When we were still living in San Francisco, Scott asked if we could get a waffle iron once we got to Auckland. Of course, especially if he would use it?! And so long before we had records or instruments or bikes or crafty stuff or anything else we’d shipped, we had a waffle iron to play with.
After weeks of experimenting, I’m pretty sure we’ve worked out the perfect waffle recipe. The following results in a magic combination of light, crispy, chewy, and just sweet enough that they stand on their own without maple syrup:
– Warm up the waffle iron
– Melt a bit more than 1/3 cup salted butter (low heat on the stove or microwave)
Mix the dries:
– 1 1/4 cups all purpose flour
– 1/2 cup fine cornmeal
– 1/4 coarse cornmeal (sometimes sold as polenta)
– 3 tbsp sugar
– 4 tsp baking powder
– 1 tsp salt
Into a blender:
– 2 eggs
– 1 1/2 cups milk
– 1/3 cup of the melted butter (don’t forget to keep the rest aside!)
– 1 tsp vanilla extract
– Blend for a good 15 seconds or more
When the waffle iron is ready:
– Using a paper towel or basting brush, butter both sides of the iron
– Add the 1/3 cup to the blender and blend again (don’t forget to save aside the extra for buttering the iron!)
– Add the dries to the blender and blend on low just barely long enough to mix everything (don’t over-mix)
Cook ’em up:
– Butter the iron before each waffle
– Don’t open the iron until they’re ready (less time for chewier, more time for crispier)
– Eat as you go for best results, or keep them separated on a rack (ideally in a barely warm oven) so they stay crispy until you’re ready to eat them
– Favorite toppings: real maple syrup. If we’re feeling really ambitious, we fry sliced bananas and strawberries in butter. I’ve also added plain yogurt, one of these days actual whipped heavy cream…
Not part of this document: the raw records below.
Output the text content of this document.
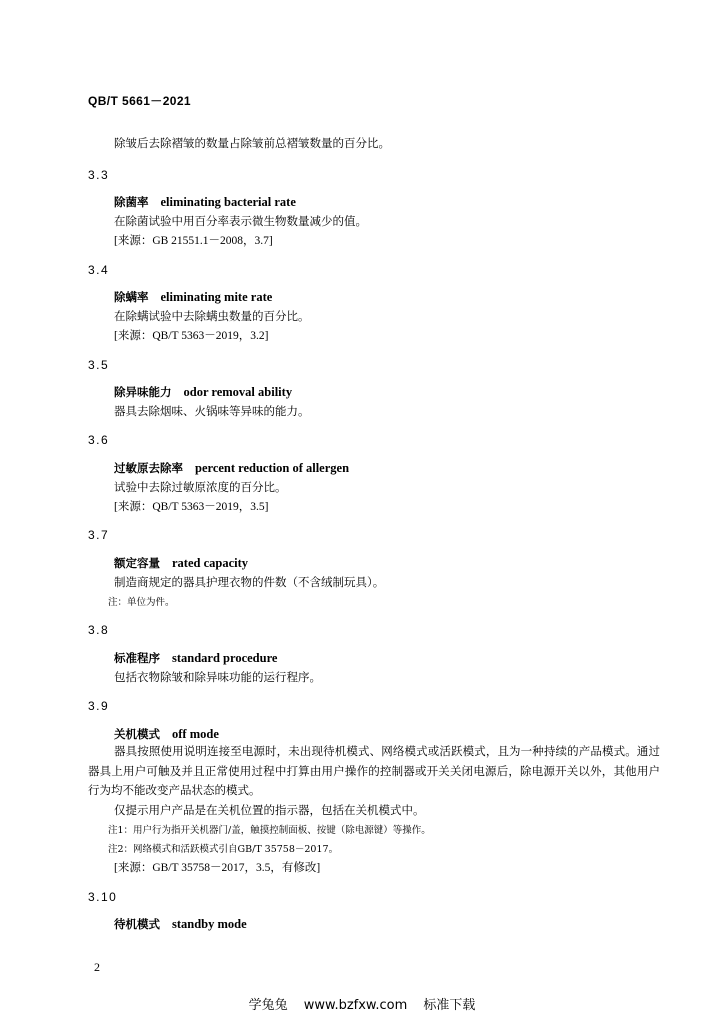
QB/T 5661－2021
除皱后去除褶皱的数量占除皱前总褶皱数量的百分比。
3.3
除菌率 eliminating bacterial rate
在除菌试验中用百分率表示微生物数量减少的值。
[来源：GB 21551.1－2008，3.7]
3.4
除螨率 eliminating mite rate
在除螨试验中去除螨虫数量的百分比。
[来源：QB/T 5363－2019，3.2]
3.5
除异味能力 odor removal ability
器具去除烟味、火锅味等异味的能力。
3.6
过敏原去除率 percent reduction of allergen
试验中去除过敏原浓度的百分比。
[来源：QB/T 5363－2019，3.5]
3.7
额定容量 rated capacity
制造商规定的器具护理衣物的件数（不含绒制玩具）。
注：单位为件。
3.8
标准程序 standard procedure
包括衣物除皱和除异味功能的运行程序。
3.9
关机模式 off mode
器具按照使用说明连接至电源时，未出现待机模式、网络模式或活跃模式，且为一种持续的产品模式。通过器具上用户可触及并且正常使用过程中打算由用户操作的控制器或开关关闭电源后，除电源开关以外，其他用户行为均不能改变产品状态的模式。
仅提示用户产品是在关机位置的指示器，包括在关机模式中。
注1：用户行为指开关机器门/盖，触摸控制面板、按键（除电源键）等操作。
注2：网络模式和活跃模式引自GB/T 35758－2017。
[来源：GB/T 35758－2017，3.5，有修改]
3.10
待机模式 standby mode
2
学兔兔 www.bzfxw.com 标准下载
– The batter gets a lot thicker as it sits, so cook up all the waffles in one sitting rather than keep the batter around for later
– Store leftovers in an airtight container or Ziploc bag and heat them up in a toaster or under the broiler (barely a minute each side, keep an eye on them!) the next day
General comments about the experiments (because: Cooks Illustrated, we don’t subscribe tho so beyond this into paragraph I have no idea what they advise WRT waffles):
– Everyone suggests whipping up the egg whites separately and folding into the rest of the batter, but I’m HUNGRY by the time we’re making waffles, and there’s enough to clean up as it is… if someone actually tries doing this and can convince me an extra step and dish is worth it, maybe then we’ll try it 🙂
– Similar thoughts regarding buttermilk. We tried using a bit of yogurt in place of some of the milk once, but I figure the convenience of straight milk is worth whatever minor benefit the sour provided.
– The more sugar, the crispier… but 4 tbsp is too much and you won’t want to add any maple syrup.
– The salt really brings out the sweetness and the corn flavor; 1/2 tsp isn’t enough.
– The more butter, the crispier… but honestly I think part of why I like all this butter is that it’s adding more salt. We tried 1/4 cup once and had some issues w/ the waffles sticking. Not worth risking it, and really, why hold back on butter, ever..
– Too much fine cornmeal or too little liquid and they get far more dense than fluffy.
– Not enough fine cornmeal and they tend to go soggy rather than crisp up.
– Since cornmeal has a stronger (and better, IMO) flavor than all-purpose flour, you definitely want a bit more vanilla than usual in this recipe.